Yeah, I just think examples like this need to work for the masses in order to be useful otherwise they're just pie in the sky advice like abstinence to prevent childbirth. It does work and it's 100% effective but humans are horny. Same with saving this amount of money, there's a select few that can pull it off but most are incapable. Those are the people advice is for
I don’t disagree with you. But I was replying to this question:

> So how does one buy a house without being dependent on cash flow?

The answer to which is “you don’t”.

Most people can’t afford to buy a house and never will. Even many homeowners.

I will spell it out if it isn’t already clear.

Live within your means and save as much as you can, investing that savings in a diversified portfolio. Buy a home only when your savings allow for it.
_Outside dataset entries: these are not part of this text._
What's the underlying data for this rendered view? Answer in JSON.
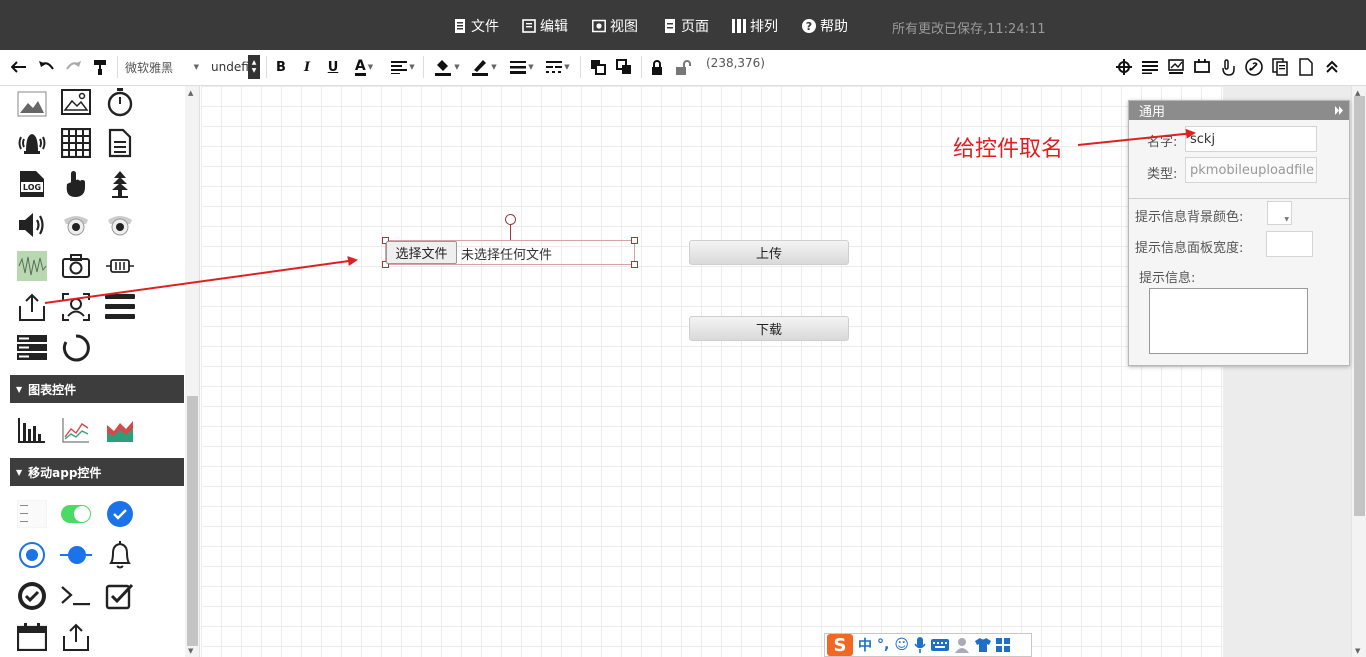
{
  "menu": {
    "items": [
      {
        "label": "文件",
        "icon": "file-icon"
      },
      {
        "label": "编辑",
        "icon": "edit-icon"
      },
      {
        "label": "视图",
        "icon": "eye-icon"
      },
      {
        "label": "页面",
        "icon": "page-icon"
      },
      {
        "label": "排列",
        "icon": "arrange-icon"
      },
      {
        "label": "帮助",
        "icon": "help-icon"
      }
    ],
    "save_status": "所有更改已保存,11:24:11"
  },
  "toolbar": {
    "font_family": "微软雅黑",
    "font_size": "undefined",
    "bold": "B",
    "italic": "I",
    "underline": "U",
    "font_color": "A",
    "coords": "(238,376)"
  },
  "sidebar": {
    "sections": [
      {
        "label": "图表控件"
      },
      {
        "label": "移动app控件"
      }
    ]
  },
  "canvas": {
    "choose_file_label": "选择文件",
    "no_file_label": "未选择任何文件",
    "upload_button": "上传",
    "download_button": "下载"
  },
  "annotation": {
    "text": "给控件取名",
    "color": "#e02020"
  },
  "prop_panel": {
    "title": "通用",
    "name_label": "名字:",
    "name_value": "sckj",
    "type_label": "类型:",
    "type_value": "pkmobileuploadfile",
    "bg_color_label": "提示信息背景颜色:",
    "width_label": "提示信息面板宽度:",
    "info_label": "提示信息:"
  },
  "ime": {
    "logo": "S",
    "lang": "中"
  }
}
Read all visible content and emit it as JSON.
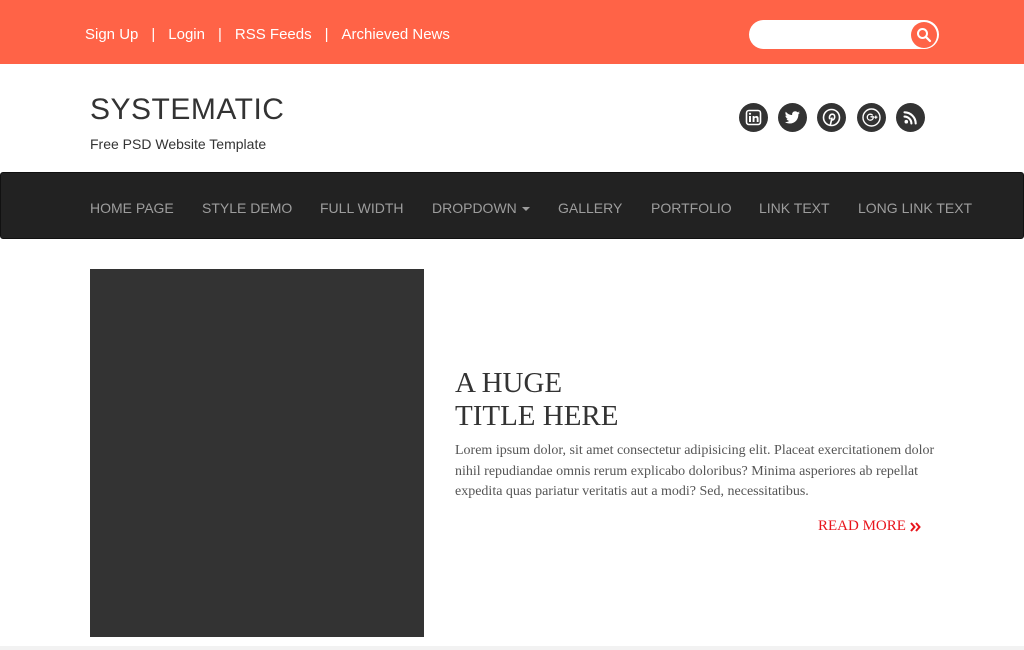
{
  "topbar": {
    "links": [
      "Sign Up",
      "Login",
      "RSS Feeds",
      "Archieved News"
    ],
    "separator": "|",
    "search": {
      "placeholder": "",
      "icon": "search-icon"
    },
    "colors": {
      "background": "#ff6347",
      "text": "#ffffff"
    }
  },
  "header": {
    "brand": "SYSTEMATIC",
    "tagline": "Free PSD Website Template",
    "social_icons": [
      "linkedin-icon",
      "twitter-icon",
      "pinterest-icon",
      "google-plus-icon",
      "rss-icon"
    ]
  },
  "nav": {
    "items": [
      "HOME PAGE",
      "STYLE DEMO",
      "FULL WIDTH",
      "DROPDOWN",
      "GALLERY",
      "PORTFOLIO",
      "LINK TEXT",
      "LONG LINK TEXT"
    ],
    "colors": {
      "background": "#222222",
      "text": "#9d9d9d"
    }
  },
  "content": {
    "title_line1": "A HUGE",
    "title_line2": "TITLE HERE",
    "paragraph": "Lorem ipsum dolor, sit amet consectetur adipisicing elit. Placeat exercitationem dolor nihil repudiandae omnis rerum explicabo doloribus? Minima asperiores ab repellat expedita quas pariatur veritatis aut a modi? Sed, necessitatibus.",
    "read_more": "READ MORE",
    "read_more_color": "#e8141b",
    "image_color": "#333333"
  }
}
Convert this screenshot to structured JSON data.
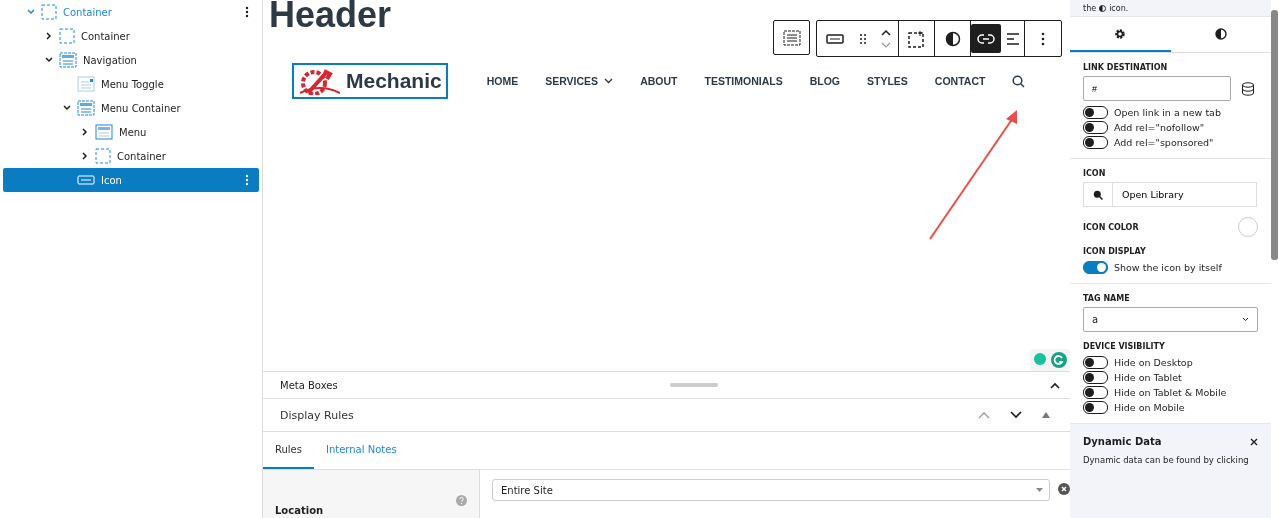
{
  "tree": [
    {
      "label": "Container",
      "kind": "container",
      "expanded": true,
      "selected": false,
      "children": [
        {
          "label": "Container",
          "kind": "container",
          "expanded": false,
          "selected": false
        },
        {
          "label": "Navigation",
          "kind": "navigation",
          "expanded": true,
          "selected": false,
          "children": [
            {
              "label": "Menu Toggle",
              "kind": "menu-toggle",
              "selected": false
            },
            {
              "label": "Menu Container",
              "kind": "navigation",
              "expanded": true,
              "selected": false,
              "children": [
                {
                  "label": "Menu",
                  "kind": "menu",
                  "expanded": false,
                  "selected": false
                },
                {
                  "label": "Container",
                  "kind": "container",
                  "expanded": false,
                  "selected": false
                }
              ]
            },
            {
              "label": "Icon",
              "kind": "icon",
              "selected": true
            }
          ]
        }
      ]
    }
  ],
  "canvas": {
    "heading": "Header",
    "toolbar": [
      {
        "kind": "navigation",
        "selected": false
      },
      {
        "kind": "icon-block",
        "selected": false
      },
      {
        "kind": "drag",
        "selected": false
      },
      {
        "kind": "move",
        "selected": false
      },
      {
        "kind": "select-parent",
        "selected": false
      },
      {
        "kind": "contrast",
        "selected": false
      },
      {
        "kind": "link",
        "selected": true
      },
      {
        "kind": "align",
        "selected": false
      },
      {
        "kind": "more",
        "selected": false
      }
    ],
    "logo": "Mechanic",
    "menu": [
      {
        "label": "HOME",
        "dropdown": false
      },
      {
        "label": "SERVICES",
        "dropdown": true
      },
      {
        "label": "ABOUT",
        "dropdown": false
      },
      {
        "label": "TESTIMONIALS",
        "dropdown": false
      },
      {
        "label": "BLOG",
        "dropdown": false
      },
      {
        "label": "STYLES",
        "dropdown": false
      },
      {
        "label": "CONTACT",
        "dropdown": false
      }
    ]
  },
  "meta_boxes": {
    "title": "Meta Boxes",
    "panel_title": "Display Rules",
    "tabs": [
      {
        "label": "Rules",
        "selected": true
      },
      {
        "label": "Internal Notes",
        "selected": false
      }
    ],
    "location_label": "Location",
    "location_value": "Entire Site"
  },
  "inspector": {
    "note_start": "the",
    "note_end": "icon.",
    "tabs": [
      {
        "kind": "settings",
        "selected": true
      },
      {
        "kind": "styles",
        "selected": false
      }
    ],
    "link_heading": "LINK DESTINATION",
    "link_value": "#",
    "link_toggles": [
      {
        "label": "Open link in a new tab",
        "on": false
      },
      {
        "label": "Add rel=\"nofollow\"",
        "on": false
      },
      {
        "label": "Add rel=\"sponsored\"",
        "on": false
      }
    ],
    "icon_heading": "ICON",
    "icon_button": "Open Library",
    "color_heading": "ICON COLOR",
    "display_heading": "ICON DISPLAY",
    "display_toggle": {
      "label": "Show the icon by itself",
      "on": true
    },
    "tag_heading": "TAG NAME",
    "tag_value": "a",
    "visibility_heading": "DEVICE VISIBILITY",
    "visibility_toggles": [
      {
        "label": "Hide on Desktop",
        "on": false
      },
      {
        "label": "Hide on Tablet",
        "on": false
      },
      {
        "label": "Hide on Tablet & Mobile",
        "on": false
      },
      {
        "label": "Hide on Mobile",
        "on": false
      }
    ],
    "dynamic_title": "Dynamic Data",
    "dynamic_text": "Dynamic data can be found by clicking"
  }
}
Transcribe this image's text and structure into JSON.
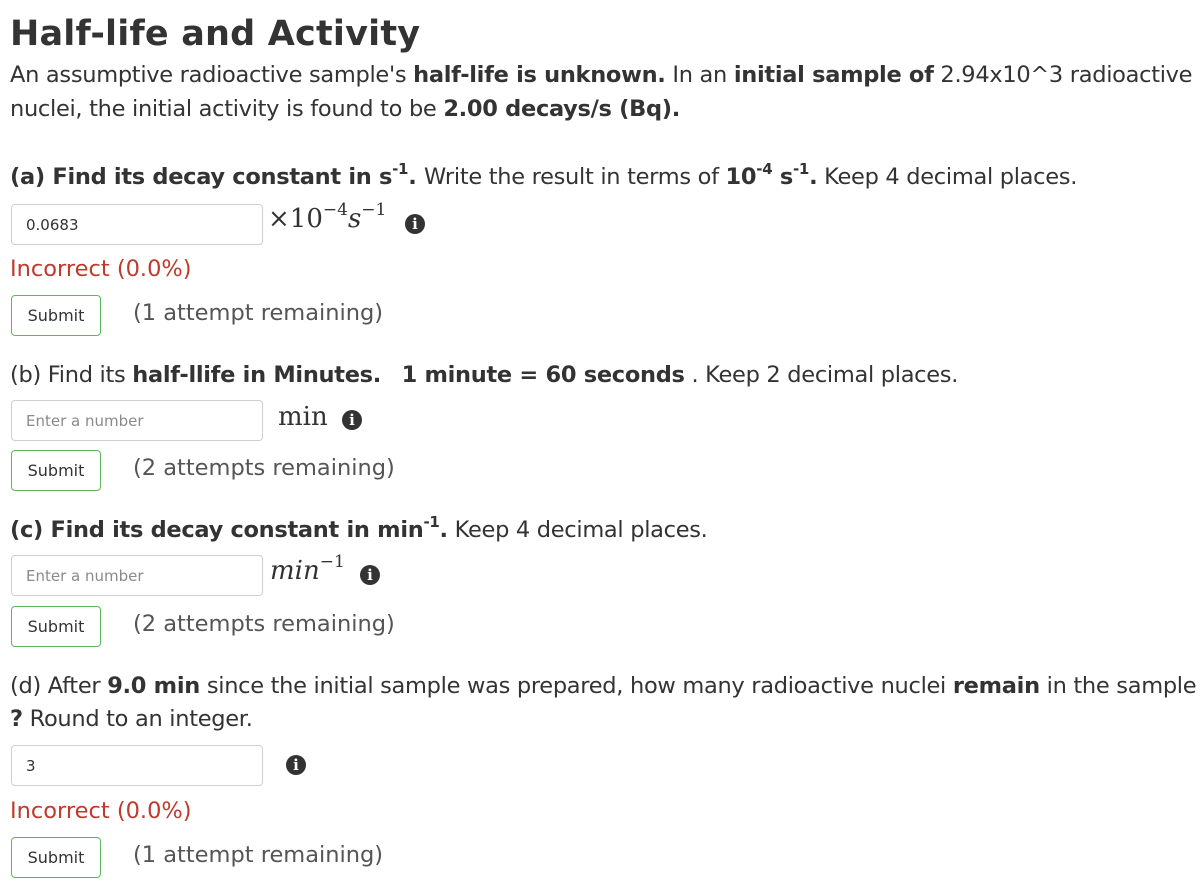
{
  "title": "Half-life and Activity",
  "intro": {
    "line1_a": "An assumptive radioactive sample's ",
    "line1_b": "half-life is unknown.",
    "line1_c": "  In an ",
    "line1_d": "initial sample of",
    "line1_e": " 2.94x10^3 radioactive",
    "line2_a": "nuclei, the initial activity is found to be ",
    "line2_b": "2.00 decays/s (Bq)."
  },
  "part_a": {
    "q1": "(a)  Find its decay constant in s",
    "q1_sup": "-1",
    "q2": ". ",
    "q3": "Write the result in terms of ",
    "q4": "10",
    "q4_sup": "-4",
    "q5": " s",
    "q5_sup": "-1",
    "q6": ".",
    "q7": " Keep 4 decimal places.",
    "value": "0.0683",
    "unit_main": "×10",
    "unit_exp": "−4",
    "unit_s": "s",
    "unit_s_exp": "−1",
    "feedback": "Incorrect (0.0%)",
    "submit": "Submit",
    "attempts": "(1 attempt remaining)"
  },
  "part_b": {
    "q1": "(b) Find its ",
    "q2": "half-llife in Minutes.",
    "q3": "   ",
    "q4": "1 minute = 60 seconds",
    "q5": " . Keep 2 decimal places.",
    "placeholder": "Enter a number",
    "unit": "min",
    "submit": "Submit",
    "attempts": "(2 attempts remaining)"
  },
  "part_c": {
    "q1": "(c) Find its decay constant in min",
    "q1_sup": "-1",
    "q2": ".",
    "q3": " Keep 4 decimal places.",
    "placeholder": "Enter a number",
    "unit": "min",
    "unit_exp": "−1",
    "submit": "Submit",
    "attempts": "(2 attempts remaining)"
  },
  "part_d": {
    "q1": "(d) After ",
    "q2": "9.0 min",
    "q3": " since the initial sample was prepared,  how many radioactive nuclei ",
    "q4": "remain",
    "q5": " in the sample",
    "q6": "?",
    "q7": " Round to an integer.",
    "value": "3",
    "feedback": "Incorrect (0.0%)",
    "submit": "Submit",
    "attempts": "(1 attempt remaining)"
  },
  "icons": {
    "info": "info-circle-icon"
  },
  "colors": {
    "accent_border": "#5cb85c",
    "incorrect": "#c0392b"
  }
}
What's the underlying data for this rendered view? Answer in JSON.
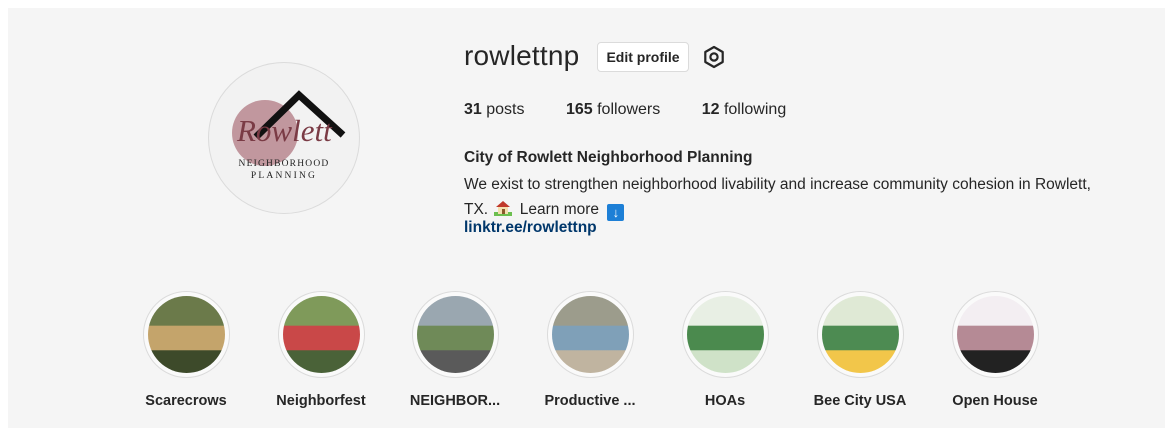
{
  "profile": {
    "username": "rowlettnp",
    "edit_button_label": "Edit profile",
    "settings_icon": "gear-icon",
    "avatar_logo": {
      "script": "Rowlett",
      "line1": "NEIGHBORHOOD",
      "line2": "PLANNING"
    }
  },
  "stats": [
    {
      "count": "31",
      "label": "posts"
    },
    {
      "count": "165",
      "label": "followers"
    },
    {
      "count": "12",
      "label": "following"
    }
  ],
  "bio": {
    "name": "City of Rowlett Neighborhood Planning",
    "text_part1": "We exist to strengthen neighborhood livability and increase community cohesion in Rowlett, TX.",
    "text_part2": "Learn more",
    "house_emoji": "house-with-garden-emoji",
    "arrow_emoji": "down-arrow-emoji",
    "link": "linktr.ee/rowlettnp"
  },
  "highlights": [
    {
      "label": "Scarecrows",
      "thumb_colors": [
        "#6b7a4a",
        "#c4a46b",
        "#3d4a2a"
      ]
    },
    {
      "label": "Neighborfest",
      "thumb_colors": [
        "#7f9a5a",
        "#c94848",
        "#4a6238"
      ]
    },
    {
      "label": "NEIGHBOR...",
      "thumb_colors": [
        "#9aa7b0",
        "#6f8a58",
        "#5a5a5a"
      ]
    },
    {
      "label": "Productive ...",
      "thumb_colors": [
        "#9c9c8c",
        "#7fa0b8",
        "#c0b4a0"
      ]
    },
    {
      "label": "HOAs",
      "thumb_colors": [
        "#e8efe4",
        "#4b8a4e",
        "#cfe2c8"
      ]
    },
    {
      "label": "Bee City USA",
      "thumb_colors": [
        "#dfe9d5",
        "#4d8b52",
        "#f2c64a"
      ]
    },
    {
      "label": "Open House",
      "thumb_colors": [
        "#f3eef2",
        "#b58a95",
        "#222222"
      ]
    }
  ],
  "colors": {
    "link": "#00376b",
    "text": "#262626",
    "border": "#dbdbdb",
    "background": "#f5f5f5"
  }
}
>Live within your means and save as much as you can

It's expensive being poor and the job market isn't getting better to compensate this economy. If you rent forever you spend more than someone paying off a mortgage (only amortized by needing to upkeep the house youself). If you're wokrking your back out everyday you're more likely to pay more insurance and medical bills than the cushy white collar job with proggresion options.

Most people don't even have the $1000 rainy day fund. They are 3 steps removed from the thought of a "diversified portfolio".

They can’t afford a rainy day fund so they should buy a house?

I have a “cushy white collar job” and I can’t afford a house. Prices are absurd. I can make mortgage payments but it would destroy any other savings. Buying a house when poor isn’t a smart financial move.

I wish everyone could afford a house but that’s not the world we live in. Nothing will change until people wake up and stop killing themselves to inflate home prices.

> Most people can’t afford to buy a house and never will

Most homes in America are owned by the person who lives there.

Just because you buy something doesn’t mean you can afford it.

If you can’t retire or pay medical expenses or maintain your physical and emotional wellbeing because you spent money on a house then you couldn’t afford it. Owning a house doesn’t mean you can pay the property taxes or maintenance costs.

My point is that people are making financially unsound home buying purchases.

Another way to say this is that Bugatti doesn’t sell Veyrons to people with $1,000,000.00. Bugatti sells Veyrons to people with an extra $1,000,000.00.

And it’s not particularly close. ~65% of households own their home.

That rate is higher now than in the 50s, 60s, 70s, 80s or 90s. It rofl stomps the pre-war era.

Do you have a full dataset on this? All I could find is https://fred.stlouisfed.org/series/RHORUSQ156N which only goes back to 1965.
The datasets and collection methodologies have changed overtime, the Fred one is the best if you want continuous definitions.